’systemctl stop kube-proxy‘ will not clean the iptables

7/5/2016

kube version:1.22

  1. There is a svc running in k8s cluster which use nodeport 30003

  2. systemctl stop kube-proxy in minion A, ss -antpl | grep 30003 you will found the port 30003 is free

  3. In minion B,telnet $A_IP 30003 success( or nc $A_IP 30003)

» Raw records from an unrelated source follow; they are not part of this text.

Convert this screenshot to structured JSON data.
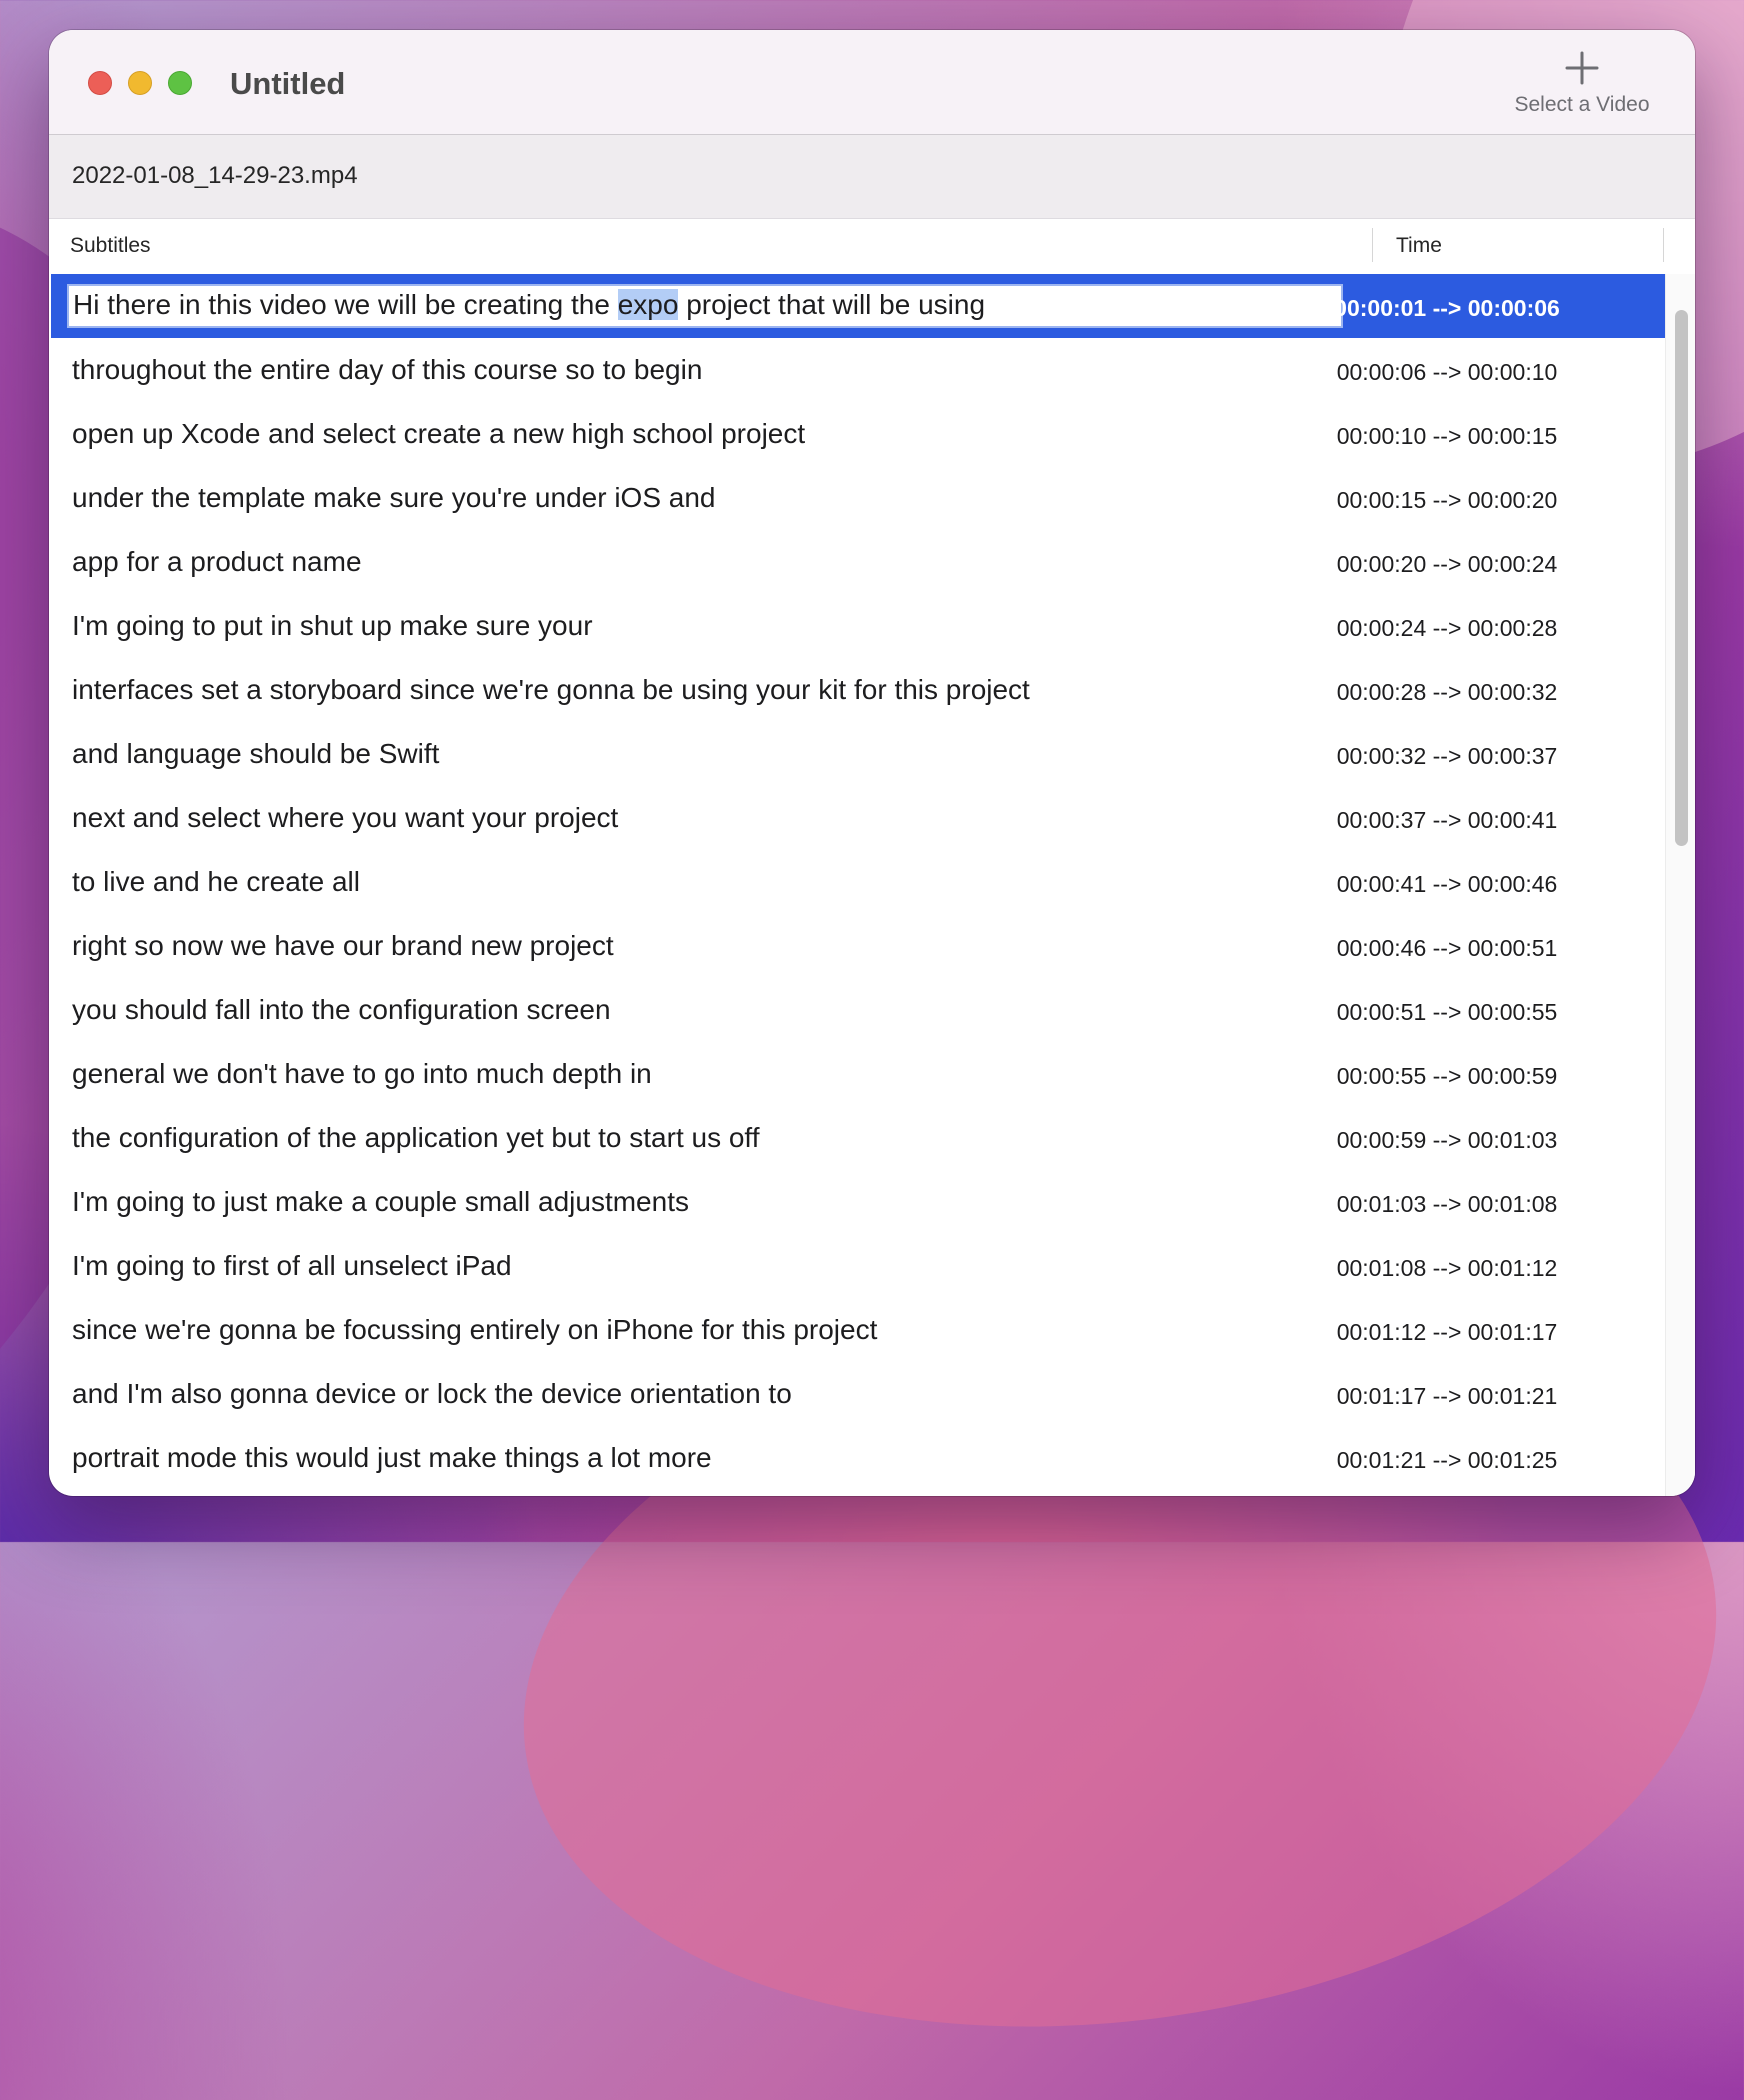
{
  "window": {
    "title": "Untitled",
    "controls": [
      "close",
      "minimize",
      "zoom"
    ]
  },
  "toolbar": {
    "select_video": {
      "icon": "plus-icon",
      "label": "Select a Video"
    }
  },
  "file": {
    "name": "2022-01-08_14-29-23.mp4"
  },
  "table": {
    "columns": {
      "subtitles": "Subtitles",
      "time": "Time"
    },
    "selected_row": 0,
    "editing": {
      "before": "Hi there in this video we will be creating the ",
      "highlighted": "expo",
      "after": " project that will be using"
    },
    "rows": [
      {
        "text": "Hi there in this video we will be creating the expo project that will be using",
        "time": "00:00:01 --> 00:00:06"
      },
      {
        "text": "throughout the entire day of this course so to begin",
        "time": "00:00:06 --> 00:00:10"
      },
      {
        "text": "open up Xcode and select create a new high school project",
        "time": "00:00:10 --> 00:00:15"
      },
      {
        "text": "under the template make sure you're under iOS and",
        "time": "00:00:15 --> 00:00:20"
      },
      {
        "text": "app for a product name",
        "time": "00:00:20 --> 00:00:24"
      },
      {
        "text": "I'm going to put in shut up make sure your",
        "time": "00:00:24 --> 00:00:28"
      },
      {
        "text": "interfaces set a storyboard since we're gonna be using your kit for this project",
        "time": "00:00:28 --> 00:00:32"
      },
      {
        "text": "and language should be Swift",
        "time": "00:00:32 --> 00:00:37"
      },
      {
        "text": "next and select where you want your project",
        "time": "00:00:37 --> 00:00:41"
      },
      {
        "text": "to live and he create all",
        "time": "00:00:41 --> 00:00:46"
      },
      {
        "text": "right so now we have our brand new project",
        "time": "00:00:46 --> 00:00:51"
      },
      {
        "text": "you should fall into the configuration screen",
        "time": "00:00:51 --> 00:00:55"
      },
      {
        "text": "general we don't have to go into much depth in",
        "time": "00:00:55 --> 00:00:59"
      },
      {
        "text": "the configuration of the application yet but to start us off",
        "time": "00:00:59 --> 00:01:03"
      },
      {
        "text": "I'm going to just make a couple small adjustments",
        "time": "00:01:03 --> 00:01:08"
      },
      {
        "text": "I'm going to first of all unselect iPad",
        "time": "00:01:08 --> 00:01:12"
      },
      {
        "text": "since we're gonna be focussing entirely on iPhone for this project",
        "time": "00:01:12 --> 00:01:17"
      },
      {
        "text": "and I'm also gonna device or lock the device orientation to",
        "time": "00:01:17 --> 00:01:21"
      },
      {
        "text": "portrait mode this would just make things a lot more",
        "time": "00:01:21 --> 00:01:25"
      }
    ]
  },
  "colors": {
    "selection": "#2c5be0",
    "text_highlight": "#b3cdf6",
    "close": "#ec5f57",
    "minimize": "#f1b92f",
    "zoom": "#5ec243"
  }
}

  4. iptable -F -t nat in minion A
  5. Repeat step 3, telnet $A_IP 30003 failed

So I think should clean the iptables when kube-proxy abnormal exit?

-- workhardcc
kubernetes

1 Answer

7/5/2016

If you are running a cluster that uses kube-proxy for service IP to endpoint mapping, then it is expected that kube-proxy will be restarted shortly after it exits by a monitoring process (e.g. systemd, monit, supervisord, etc). In fact, in later versions of Kubernetes, kube-proxy runs as a privileged container and the kubelet ensures that it stays running. Since it is expected to be restarted quickly, cleaning up iptables would just cause them to be modified unnecessarily each time kube-proxy was restarted.

If you don't want kube-proxy to manage iptables for you, then you can decide not to run it in your cluster at all, or to manually clean up the iptables rules after you stop it.